The program also treats military moms to the baby shower they might not otherwise have, offers dads ways to get involved and provides comfort to families with a baby in newborn intensive care. These services help make pregnancy and the birth of a new baby a positive and joyful experience for our military families.
The Coming of the Blessing
A March of Dimes initiative called The Coming of the Blessing is addressing high rates of infant death and premature birth among American Indian and Alaska Native babies. The initiative was created by the March of Dimes American Indian/Alaska Native (AI/AN) Women’s Committee. This group of women, representing 10 different tribes, developed health education resources that embrace the cultural and spiritual beliefs related to pregnancy and childbirth shared by many Native people. By emphasizing the strong family and community bonds; the deep and profound respect for nature, life, ancestors, women and children; we can help babies have a fighting chance.

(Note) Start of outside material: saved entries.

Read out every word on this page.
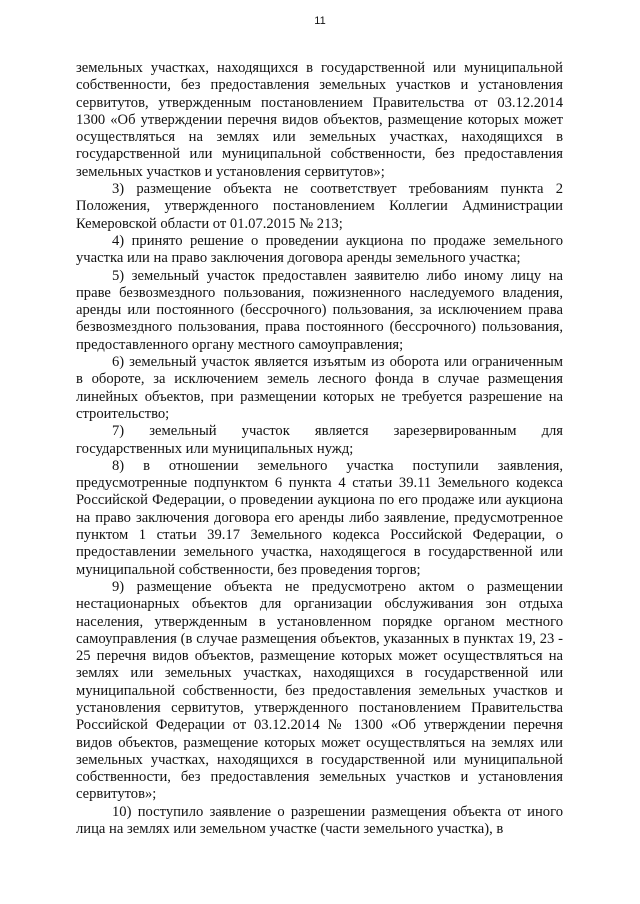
11

земельных участках, находящихся в государственной или муниципальной собственности, без предоставления земельных участков и установления сервитутов, утвержденным постановлением Правительства от 03.12.2014 1300 «Об утверждении перечня видов объектов, размещение которых может осуществляться на землях или земельных участках, находящихся в государственной или муниципальной собственности, без предоставления земельных участков и установления сервитутов»;

3) размещение объекта не соответствует требованиям пункта 2 Положения, утвержденного постановлением Коллегии Администрации Кемеровской области от 01.07.2015 № 213;

4) принято решение о проведении аукциона по продаже земельного участка или на право заключения договора аренды земельного участка;

5) земельный участок предоставлен заявителю либо иному лицу на праве безвозмездного пользования, пожизненного наследуемого владения, аренды или постоянного (бессрочного) пользования, за исключением права безвозмездного пользования, права постоянного (бессрочного) пользования, предоставленного органу местного самоуправления;

6) земельный участок является изъятым из оборота или ограниченным в обороте, за исключением земель лесного фонда в случае размещения линейных объектов, при размещении которых не требуется разрешение на строительство;

7) земельный участок является зарезервированным для государственных или муниципальных нужд;

8) в отношении земельного участка поступили заявления, предусмотренные подпунктом 6 пункта 4 статьи 39.11 Земельного кодекса Российской Федерации, о проведении аукциона по его продаже или аукциона на право заключения договора его аренды либо заявление, предусмотренное пунктом 1 статьи 39.17 Земельного кодекса Российской Федерации, о предоставлении земельного участка, находящегося в государственной или муниципальной собственности, без проведения торгов;

9) размещение объекта не предусмотрено актом о размещении нестационарных объектов для организации обслуживания зон отдыха населения, утвержденным в установленном порядке органом местного самоуправления (в случае размещения объектов, указанных в пунктах 19, 23 - 25 перечня видов объектов, размещение которых может осуществляться на землях или земельных участках, находящихся в государственной или муниципальной собственности, без предоставления земельных участков и установления сервитутов, утвержденного постановлением Правительства Российской Федерации от 03.12.2014 № 1300 «Об утверждении перечня видов объектов, размещение которых может осуществляться на землях или земельных участках, находящихся в государственной или муниципальной собственности, без предоставления земельных участков и установления сервитутов»;

10) поступило заявление о разрешении размещения объекта от иного лица на землях или земельном участке (части земельного участка), в
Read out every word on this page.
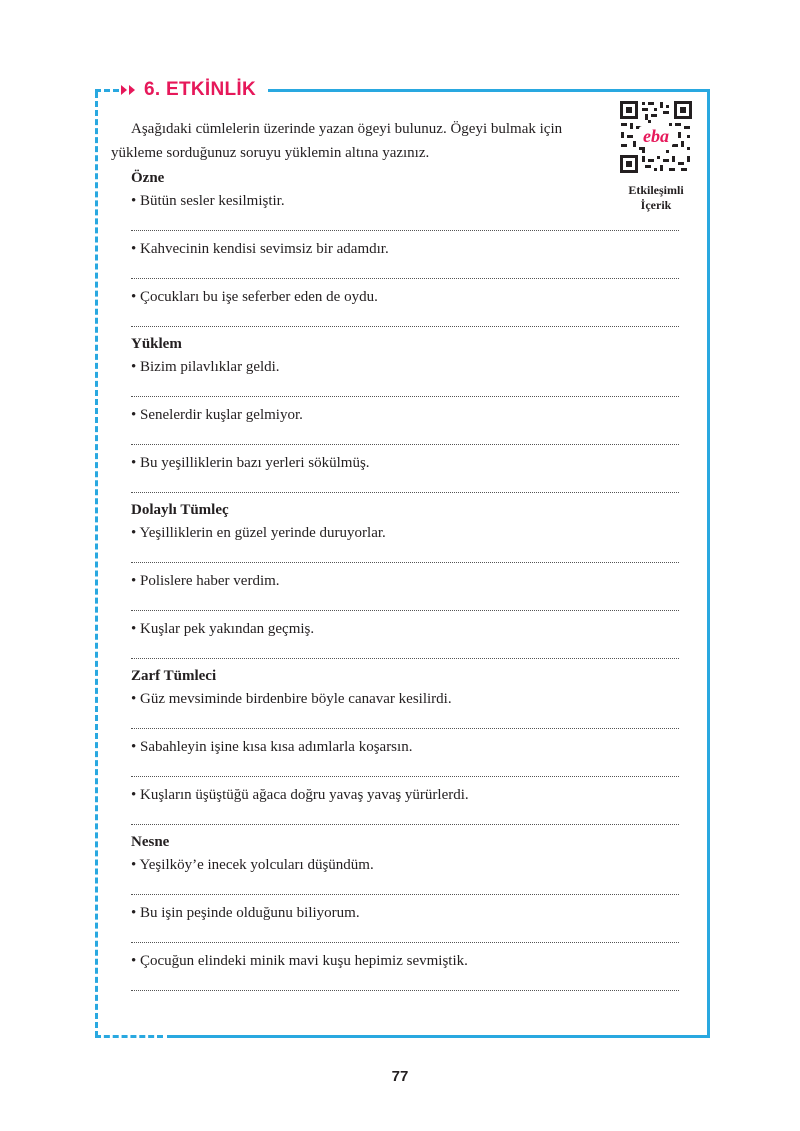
6. ETKİNLİK
Aşağıdaki cümlelerin üzerinde yazan ögeyi bulunuz. Ögeyi bulmak için yükleme sorduğunuz soruyu yüklemin altına yazınız.
eba
Etkileşimli
İçerik
Özne
• Bütün sesler kesilmiştir.
• Kahvecinin kendisi sevimsiz bir adamdır.
• Çocukları bu işe seferber eden de oydu.
Yüklem
• Bizim pilavlıklar geldi.
• Senelerdir kuşlar gelmiyor.
• Bu yeşilliklerin bazı yerleri sökülmüş.
Dolaylı Tümleç
• Yeşilliklerin en güzel yerinde duruyorlar.
• Polislere haber verdim.
• Kuşlar pek yakından geçmiş.
Zarf Tümleci
• Güz mevsiminde birdenbire böyle canavar kesilirdi.
• Sabahleyin işine kısa kısa adımlarla koşarsın.
• Kuşların üşüştüğü ağaca doğru yavaş yavaş yürürlerdi.
Nesne
• Yeşilköy’e inecek yolcuları düşündüm.
• Bu işin peşinde olduğunu biliyorum.
• Çocuğun elindeki minik mavi kuşu hepimiz sevmiştik.
77
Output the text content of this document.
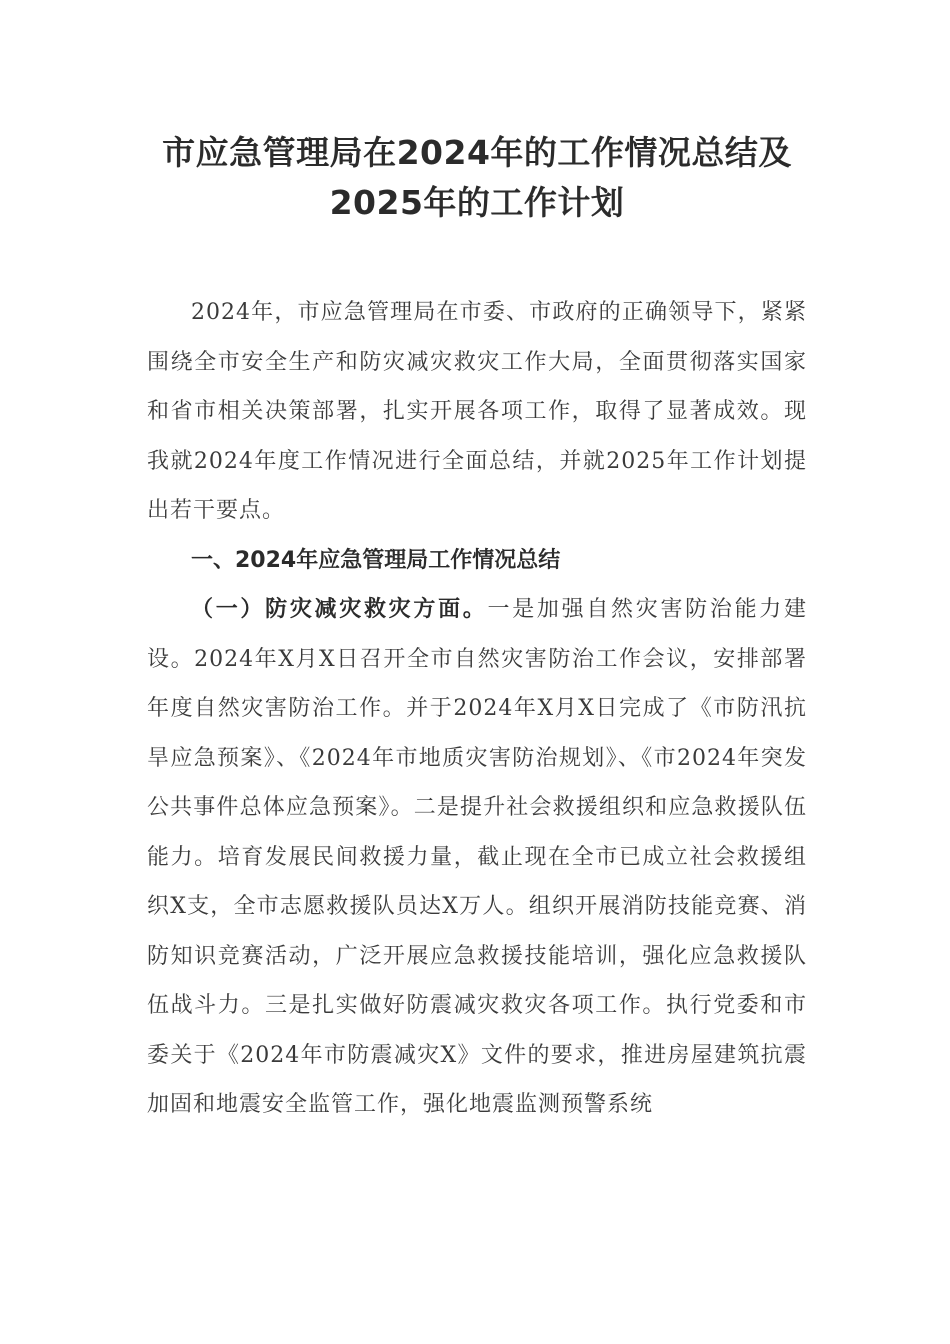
市应急管理局在2024年的工作情况总结及
2025年的工作计划

2024年，市应急管理局在市委、市政府的正确领导下，紧紧围绕全市安全生产和防灾减灾救灾工作大局，全面贯彻落实国家和省市相关决策部署，扎实开展各项工作，取得了显著成效。现我就2024年度工作情况进行全面总结，并就2025年工作计划提出若干要点。

一、2024年应急管理局工作情况总结

（一）防灾减灾救灾方面。一是加强自然灾害防治能力建设。2024年X月X日召开全市自然灾害防治工作会议，安排部署年度自然灾害防治工作。并于2024年X月X日完成了《市防汛抗旱应急预案》、《2024年市地质灾害防治规划》、《市2024年突发公共事件总体应急预案》。二是提升社会救援组织和应急救援队伍能力。培育发展民间救援力量，截止现在全市已成立社会救援组织X支，全市志愿救援队员达X万人。组织开展消防技能竞赛、消防知识竞赛活动，广泛开展应急救援技能培训，强化应急救援队伍战斗力。三是扎实做好防震减灾救灾各项工作。执行党委和市委关于《2024年市防震减灾X》文件的要求，推进房屋建筑抗震加固和地震安全监管工作，强化地震监测预警系统
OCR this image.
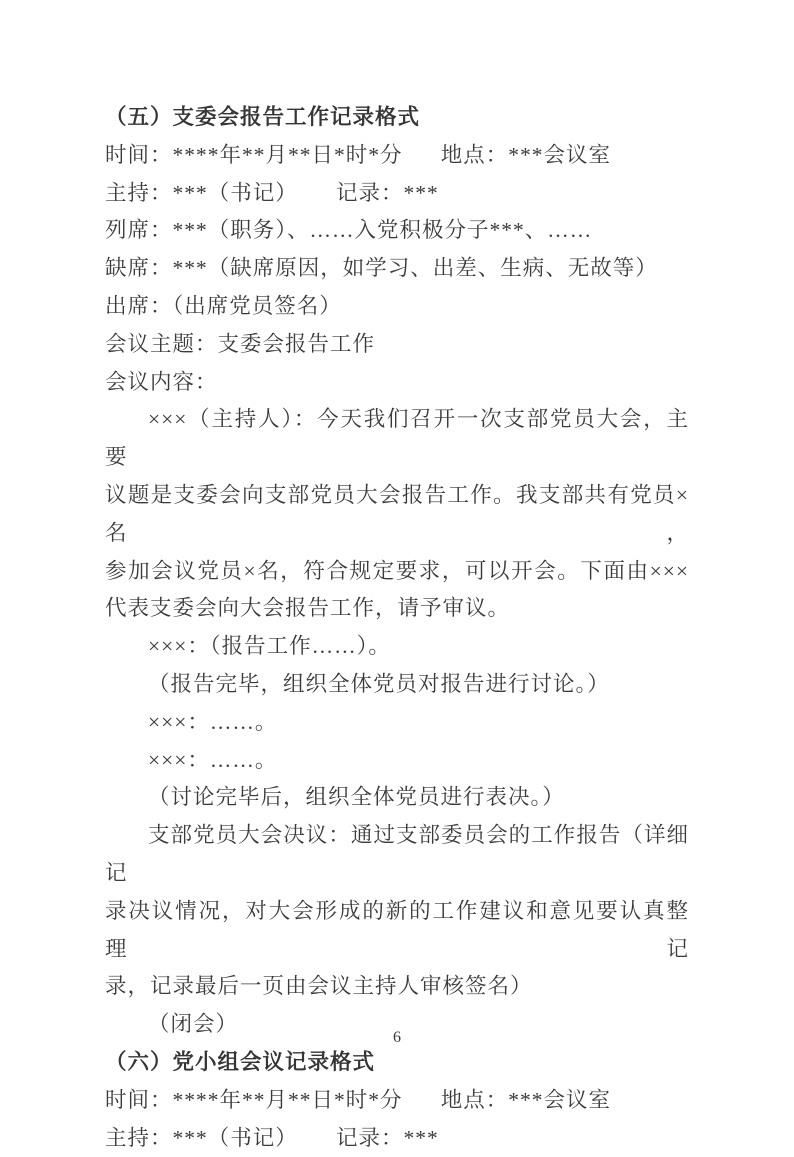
（五）支委会报告工作记录格式
时间：****年**月**日*时*分      地点：***会议室
主持：***（书记）      记录：***
列席：***（职务）、……入党积极分子***、……
缺席：***（缺席原因，如学习、出差、生病、无故等）
出席：（出席党员签名）
会议主题：支委会报告工作
会议内容：
×××（主持人）：今天我们召开一次支部党员大会，主要
议题是支委会向支部党员大会报告工作。我支部共有党员×名，
参加会议党员×名，符合规定要求，可以开会。下面由×××
代表支委会向大会报告工作，请予审议。
×××：（报告工作……）。
（报告完毕，组织全体党员对报告进行讨论。）
×××：……。
×××：……。
（讨论完毕后，组织全体党员进行表决。）
支部党员大会决议：通过支部委员会的工作报告（详细记
录决议情况，对大会形成的新的工作建议和意见要认真整理记
录，记录最后一页由会议主持人审核签名）
（闭会）
（六）党小组会议记录格式
时间：****年**月**日*时*分      地点：***会议室
主持：***（书记）      记录：***
6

Women from more than 30 tribes, Nations and pueblos have benefited from The Coming of the Blessing. According to a survey of women who participated, 90 percent changed a behavior to be healthier during pregnancy. Mothers made specific changes related to nutrition, stress reduction and the decision to breast feed. Although American Indian and Alaska Native mothers have the highest rate of inadequate prenatal care (23.8 percent) of all racial/ethnic groups, 88 percent of the moms who received prenatal education through The Coming of the Blessing kept all of their prenatal appointments. The preterm birth rate among American Indians and Alaska Natives is more than 14 percent. For women participating in The Coming of the Blessing, the rate was reduced to 7 percent. As a result of these findings, the program is designated as a “promising practice” by Indian Health Service.